Figure 4: Mutual Information Heatmap showing the comparison between models without (a) and with Concept Encoder (b). Polytope facets learned with a concept encoder show more disentangled activations in safety classes.

The introduction of a Concept Encoder aids in reducing polysemanticity in the learned facets, thereby enhancing the interpretability and precision of safety constraints. This feature not only contributes to improved model safety but also provides a transparent method for understanding the activation patterns within the model concerning specific safety categories.

Implications and Future Directions

This geometric approach to LLM safety has notable implications for the development and deployment of AI systems. By offering a means to enforce safety constraints without continually adapting model parameters, it provides a scalable and efficient methodology for post-deployment safety assurance. Additionally, the interpretability of learned constraints supports transparency and accountability in AI safety applications.

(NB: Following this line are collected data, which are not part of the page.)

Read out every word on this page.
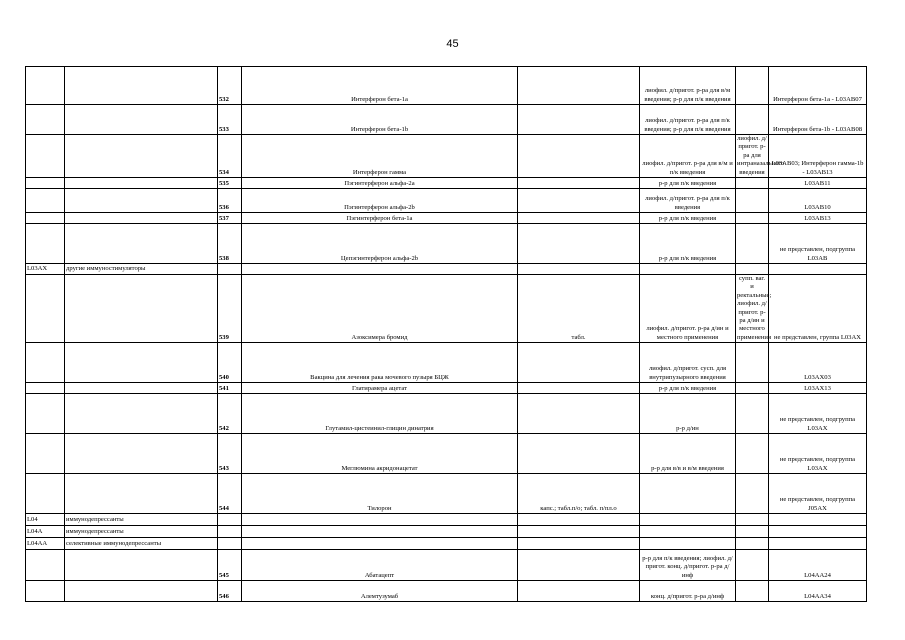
45
		532	Интерферон бета-1а		лиофил. д/пригот. р-ра для в/м введения; р-р для п/к введения		Интерферон бета-1а - L03AB07
		533	Интерферон бета-1b		лиофил. д/пригот. р-ра для п/к введения; р-р для п/к введения		Интерферон бета-1b - L03AB08
		534	Интерферон гамма		лиофил. д/пригот. р-ра для в/м и п/к введения	лиофил. д/пригот. р-ра для интраназального введения	L03AB03; Интерферон гамма-1b - L03AB13
		535	Пэгинтерферон альфа-2а		р-р для п/к введения		L03AB11
		536	Пэгинтерферон альфа-2b		лиофил. д/пригот. р-ра для п/к введения		L03AB10
		537	Пэгинтерферон бета-1а		р-р для п/к введения		L03AB13
		538	Цепэгинтерферон альфа-2b		р-р для п/к введения		не представлен, подгруппа L03AB
L03AX	другие иммуностимуляторы						
		539	Азоксимера бромид	табл.	лиофил. д/пригот. р-ра д/ин и местного применения	супп. ваг. и ректальные; лиофил. д/пригот. р-ра д/ин и местного применения	не представлен, группа L03AX
		540	Вакцина для лечения рака мочевого пузыря БЦЖ		лиофил. д/пригот. сусп. для внутрипузырного введения		L03AX03
		541	Глатирамера ацетат		р-р для п/к введения		L03AX13
		542	Глутамил-цистеинил-глицин динатрия		р-р д/ин		не представлен, подгруппа L03AX
		543	Меглюмина акридонацетат		р-р для в/в и в/м введения		не представлен, подгруппа L03AX
		544	Тилорон	капс.; табл.п/о; табл. п/пл.о			не представлен, подгруппа J05AX
L04	иммунодепрессанты						
L04A	иммунодепрессанты						
L04AA	селективные иммунодепрессанты						
		545	Абатацепт		р-р для п/к введения; лиофил. д/пригот. конц. д/пригот. р-ра д/инф		L04AA24
		546	Алемтузумаб		конц. д/пригот. р-ра д/инф		L04AA34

Figure 5: KL divergence analysis revealing semantic specialization of 's facets. Higher values indicate stronger activation when masking specific context words, demonstrating how each facet learns to detect distinct categories of harmful content rather than broadly negative terms.

Future research directions could explore further decomposition of geometric constraints to gain deeper insights into semantic safety understanding. Moreover, adapting these methods to address broader AI safety challenges could enhance their utility across diverse AI applications.

Conclusion

The "Learning Safety Constraints for LLMs" paper sets forth a promising framework for enhancing the safety of LLMs via geometric constraints. This framework not only strengthens defense mechanisms against adversarial attacks but also maintains model capabilities and interprets safety in a manner aligned with human semantics. The advancement marks a significant step towards safe, reliable, and interpretable AI systems.